II. Les conséquences procédurales et la portée du sursis à statuer

A. Les dépens provisoires et le renvoi à une audience ultérieure

Le tribunal a liquidé les dépens d’enquête à la charge du demandeur pour un montant de 105,40 euros TTC. Cette avance de frais illustre le caractère préparatoire de la mesure. L’affaire est renvoyée à une audience en chambre du conseil, prévue pour entendre le débiteur en ses explications  » préalablement à une éventuelle ouverture de procédure de redressement ou de liquidation judiciaire « . Le tribunal n’anticipe donc pas la solution définitive. Il suspend sa décision dans l’attente des résultats de l’enquête. Ce mécanisme permet d’éviter une ouverture prématurée fondée sur des informations incomplètes. Le sursis à statuer ainsi ordonné respecte le principe de proportionnalité : une procédure collective est une mesure grave, qui ne saurait être prononcée sans une connaissance précise de la situation réelle du débiteur.

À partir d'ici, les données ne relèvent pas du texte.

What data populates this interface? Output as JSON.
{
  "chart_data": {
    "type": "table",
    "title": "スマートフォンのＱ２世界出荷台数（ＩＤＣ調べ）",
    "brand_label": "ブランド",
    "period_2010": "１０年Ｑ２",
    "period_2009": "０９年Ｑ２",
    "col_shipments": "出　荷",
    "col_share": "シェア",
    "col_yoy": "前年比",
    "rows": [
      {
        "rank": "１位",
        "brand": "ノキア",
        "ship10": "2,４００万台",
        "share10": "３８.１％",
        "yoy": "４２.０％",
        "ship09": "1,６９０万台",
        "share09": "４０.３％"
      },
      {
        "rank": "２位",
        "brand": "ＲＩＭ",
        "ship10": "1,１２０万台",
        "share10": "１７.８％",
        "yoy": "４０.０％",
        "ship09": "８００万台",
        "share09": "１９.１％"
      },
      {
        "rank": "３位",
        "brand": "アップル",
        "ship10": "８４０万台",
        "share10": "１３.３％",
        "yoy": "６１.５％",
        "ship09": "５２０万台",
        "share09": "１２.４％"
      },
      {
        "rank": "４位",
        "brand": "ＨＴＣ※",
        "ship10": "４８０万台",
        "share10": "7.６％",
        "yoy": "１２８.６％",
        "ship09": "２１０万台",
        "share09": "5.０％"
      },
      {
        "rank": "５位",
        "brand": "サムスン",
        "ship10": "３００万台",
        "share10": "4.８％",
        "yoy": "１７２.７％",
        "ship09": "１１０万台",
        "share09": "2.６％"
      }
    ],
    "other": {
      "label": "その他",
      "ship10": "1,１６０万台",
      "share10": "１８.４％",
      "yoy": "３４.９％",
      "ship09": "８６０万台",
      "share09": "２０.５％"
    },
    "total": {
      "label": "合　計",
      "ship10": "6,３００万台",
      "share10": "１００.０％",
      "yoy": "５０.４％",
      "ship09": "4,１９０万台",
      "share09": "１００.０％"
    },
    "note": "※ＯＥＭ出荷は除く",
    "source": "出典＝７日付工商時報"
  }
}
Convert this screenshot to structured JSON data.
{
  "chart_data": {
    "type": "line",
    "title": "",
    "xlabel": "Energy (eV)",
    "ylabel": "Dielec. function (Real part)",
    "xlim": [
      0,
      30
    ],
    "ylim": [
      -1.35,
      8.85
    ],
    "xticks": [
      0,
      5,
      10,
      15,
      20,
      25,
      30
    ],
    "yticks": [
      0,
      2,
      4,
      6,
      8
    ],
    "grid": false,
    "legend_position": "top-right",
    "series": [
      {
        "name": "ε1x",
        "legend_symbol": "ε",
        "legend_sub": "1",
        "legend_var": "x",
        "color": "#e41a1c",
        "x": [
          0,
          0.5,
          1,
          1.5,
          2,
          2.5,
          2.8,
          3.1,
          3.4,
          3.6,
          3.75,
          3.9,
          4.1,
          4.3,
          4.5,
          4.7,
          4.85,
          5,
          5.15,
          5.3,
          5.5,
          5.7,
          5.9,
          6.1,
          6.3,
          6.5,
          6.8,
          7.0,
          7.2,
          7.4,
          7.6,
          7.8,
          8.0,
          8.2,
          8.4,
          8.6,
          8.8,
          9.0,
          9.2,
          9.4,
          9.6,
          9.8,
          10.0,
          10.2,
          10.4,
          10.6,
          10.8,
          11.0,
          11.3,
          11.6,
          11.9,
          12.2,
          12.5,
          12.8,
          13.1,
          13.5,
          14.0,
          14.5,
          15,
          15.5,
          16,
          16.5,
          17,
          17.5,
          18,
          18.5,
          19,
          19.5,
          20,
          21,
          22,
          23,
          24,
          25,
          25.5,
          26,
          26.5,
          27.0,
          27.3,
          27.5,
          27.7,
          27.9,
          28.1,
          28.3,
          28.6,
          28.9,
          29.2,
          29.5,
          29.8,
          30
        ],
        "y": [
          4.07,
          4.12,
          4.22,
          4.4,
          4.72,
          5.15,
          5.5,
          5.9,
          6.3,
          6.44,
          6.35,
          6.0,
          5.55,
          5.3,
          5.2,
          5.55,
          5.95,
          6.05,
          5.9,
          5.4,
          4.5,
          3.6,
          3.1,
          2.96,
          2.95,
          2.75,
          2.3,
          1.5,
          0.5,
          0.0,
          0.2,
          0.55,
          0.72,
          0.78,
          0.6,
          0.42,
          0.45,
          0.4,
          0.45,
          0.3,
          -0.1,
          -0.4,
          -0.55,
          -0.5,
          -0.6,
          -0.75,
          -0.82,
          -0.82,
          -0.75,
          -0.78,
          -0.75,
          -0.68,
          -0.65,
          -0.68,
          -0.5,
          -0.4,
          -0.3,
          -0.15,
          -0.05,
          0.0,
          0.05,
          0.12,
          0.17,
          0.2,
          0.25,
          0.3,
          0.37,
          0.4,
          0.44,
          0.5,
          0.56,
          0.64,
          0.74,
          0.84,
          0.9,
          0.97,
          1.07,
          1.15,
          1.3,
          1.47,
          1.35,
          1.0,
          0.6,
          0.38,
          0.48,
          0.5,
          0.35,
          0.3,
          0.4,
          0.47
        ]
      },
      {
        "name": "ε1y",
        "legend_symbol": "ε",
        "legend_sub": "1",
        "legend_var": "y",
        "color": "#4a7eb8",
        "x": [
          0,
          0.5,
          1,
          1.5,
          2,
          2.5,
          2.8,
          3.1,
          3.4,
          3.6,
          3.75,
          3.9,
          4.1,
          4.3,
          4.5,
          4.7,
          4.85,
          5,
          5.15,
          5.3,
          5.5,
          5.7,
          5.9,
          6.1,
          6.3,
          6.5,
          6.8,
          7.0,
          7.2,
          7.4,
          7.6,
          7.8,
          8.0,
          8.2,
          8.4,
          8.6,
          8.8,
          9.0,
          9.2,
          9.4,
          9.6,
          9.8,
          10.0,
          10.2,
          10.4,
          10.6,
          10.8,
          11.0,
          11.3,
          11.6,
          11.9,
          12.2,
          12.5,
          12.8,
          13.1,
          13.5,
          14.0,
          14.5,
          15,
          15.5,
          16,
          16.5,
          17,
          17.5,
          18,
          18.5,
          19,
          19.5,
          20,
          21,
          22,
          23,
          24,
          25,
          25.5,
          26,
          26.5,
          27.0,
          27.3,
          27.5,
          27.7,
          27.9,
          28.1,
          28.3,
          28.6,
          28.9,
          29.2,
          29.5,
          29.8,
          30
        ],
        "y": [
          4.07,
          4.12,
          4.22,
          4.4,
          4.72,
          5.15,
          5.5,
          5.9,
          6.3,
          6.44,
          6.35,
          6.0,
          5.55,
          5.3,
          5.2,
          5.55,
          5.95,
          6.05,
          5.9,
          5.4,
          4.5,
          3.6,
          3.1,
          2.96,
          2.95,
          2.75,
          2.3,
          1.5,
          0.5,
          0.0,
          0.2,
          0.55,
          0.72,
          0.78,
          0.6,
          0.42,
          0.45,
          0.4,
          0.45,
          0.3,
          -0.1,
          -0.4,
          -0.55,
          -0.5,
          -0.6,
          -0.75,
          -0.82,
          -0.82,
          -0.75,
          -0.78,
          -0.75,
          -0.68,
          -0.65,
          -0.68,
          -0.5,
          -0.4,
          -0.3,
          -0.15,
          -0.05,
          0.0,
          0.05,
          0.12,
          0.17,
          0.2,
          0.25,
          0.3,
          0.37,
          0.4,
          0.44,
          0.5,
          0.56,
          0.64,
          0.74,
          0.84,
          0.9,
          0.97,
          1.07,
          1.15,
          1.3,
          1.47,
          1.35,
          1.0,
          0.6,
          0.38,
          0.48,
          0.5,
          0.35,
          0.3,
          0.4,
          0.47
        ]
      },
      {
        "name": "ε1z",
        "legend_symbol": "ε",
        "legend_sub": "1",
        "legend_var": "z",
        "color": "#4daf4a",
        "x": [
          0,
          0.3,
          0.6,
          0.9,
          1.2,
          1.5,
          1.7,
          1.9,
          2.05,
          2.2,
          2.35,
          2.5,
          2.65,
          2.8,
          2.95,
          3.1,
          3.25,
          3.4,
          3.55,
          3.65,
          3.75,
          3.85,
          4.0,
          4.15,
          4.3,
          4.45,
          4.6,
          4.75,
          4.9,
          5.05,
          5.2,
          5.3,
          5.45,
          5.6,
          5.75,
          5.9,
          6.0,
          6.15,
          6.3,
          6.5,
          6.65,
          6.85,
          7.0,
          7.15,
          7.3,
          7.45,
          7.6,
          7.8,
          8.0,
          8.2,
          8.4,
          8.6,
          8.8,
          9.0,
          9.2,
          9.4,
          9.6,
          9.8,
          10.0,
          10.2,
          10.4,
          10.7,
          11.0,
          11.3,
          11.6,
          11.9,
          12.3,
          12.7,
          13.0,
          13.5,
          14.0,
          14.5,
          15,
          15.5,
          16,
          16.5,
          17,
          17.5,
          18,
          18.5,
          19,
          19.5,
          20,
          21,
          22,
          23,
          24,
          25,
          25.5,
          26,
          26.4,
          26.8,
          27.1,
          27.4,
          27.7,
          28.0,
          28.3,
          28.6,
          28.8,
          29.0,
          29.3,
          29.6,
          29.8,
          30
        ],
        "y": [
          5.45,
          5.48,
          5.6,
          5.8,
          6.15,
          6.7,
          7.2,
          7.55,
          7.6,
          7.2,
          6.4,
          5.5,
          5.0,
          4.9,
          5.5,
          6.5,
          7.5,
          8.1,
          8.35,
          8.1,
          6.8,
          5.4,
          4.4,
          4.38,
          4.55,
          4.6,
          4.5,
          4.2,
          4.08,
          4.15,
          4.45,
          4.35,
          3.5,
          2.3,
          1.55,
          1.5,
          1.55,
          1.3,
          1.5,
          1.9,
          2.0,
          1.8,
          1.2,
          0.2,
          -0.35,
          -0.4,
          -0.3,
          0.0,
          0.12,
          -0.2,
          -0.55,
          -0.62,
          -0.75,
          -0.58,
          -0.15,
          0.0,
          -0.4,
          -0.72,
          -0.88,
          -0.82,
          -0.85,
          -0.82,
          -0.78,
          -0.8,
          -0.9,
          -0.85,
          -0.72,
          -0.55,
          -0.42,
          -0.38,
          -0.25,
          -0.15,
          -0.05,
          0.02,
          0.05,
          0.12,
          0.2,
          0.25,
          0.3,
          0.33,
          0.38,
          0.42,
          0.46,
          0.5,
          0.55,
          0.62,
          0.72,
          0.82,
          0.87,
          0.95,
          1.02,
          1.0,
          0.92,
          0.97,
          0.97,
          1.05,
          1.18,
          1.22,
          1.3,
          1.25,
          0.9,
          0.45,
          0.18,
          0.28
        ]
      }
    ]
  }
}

B. La portée pratique de la décision : un filtre avant l’ouverture d’une procédure collective

Cette décision illustre la fonction de filtre du tribunal de commerce. En ordonnant une enquête, il ne rejette pas la demande, mais il retarde son examen pour mieux l’instruire. Ce faisant, il protège le débiteur contre une ouverture abusive et garantit l’efficacité de la procédure collective. Une telle mesure d’instruction in futurum est conforme à la jurisprudence constante qui impose aux juges du fond de vérifier la réalité de la cessation des paiements. Elle préserve également les droits des créanciers, qui pourront ensuite se fonder sur un rapport objectif. L’enquête préalable permet enfin d’éviter une liquidation judiciaire immédiate alors qu’un redressement serait envisageable. La décision du tribunal de Bobigny s’inscrit donc dans une approche pragmatique et mesurée du déclenchement des procédures collectives.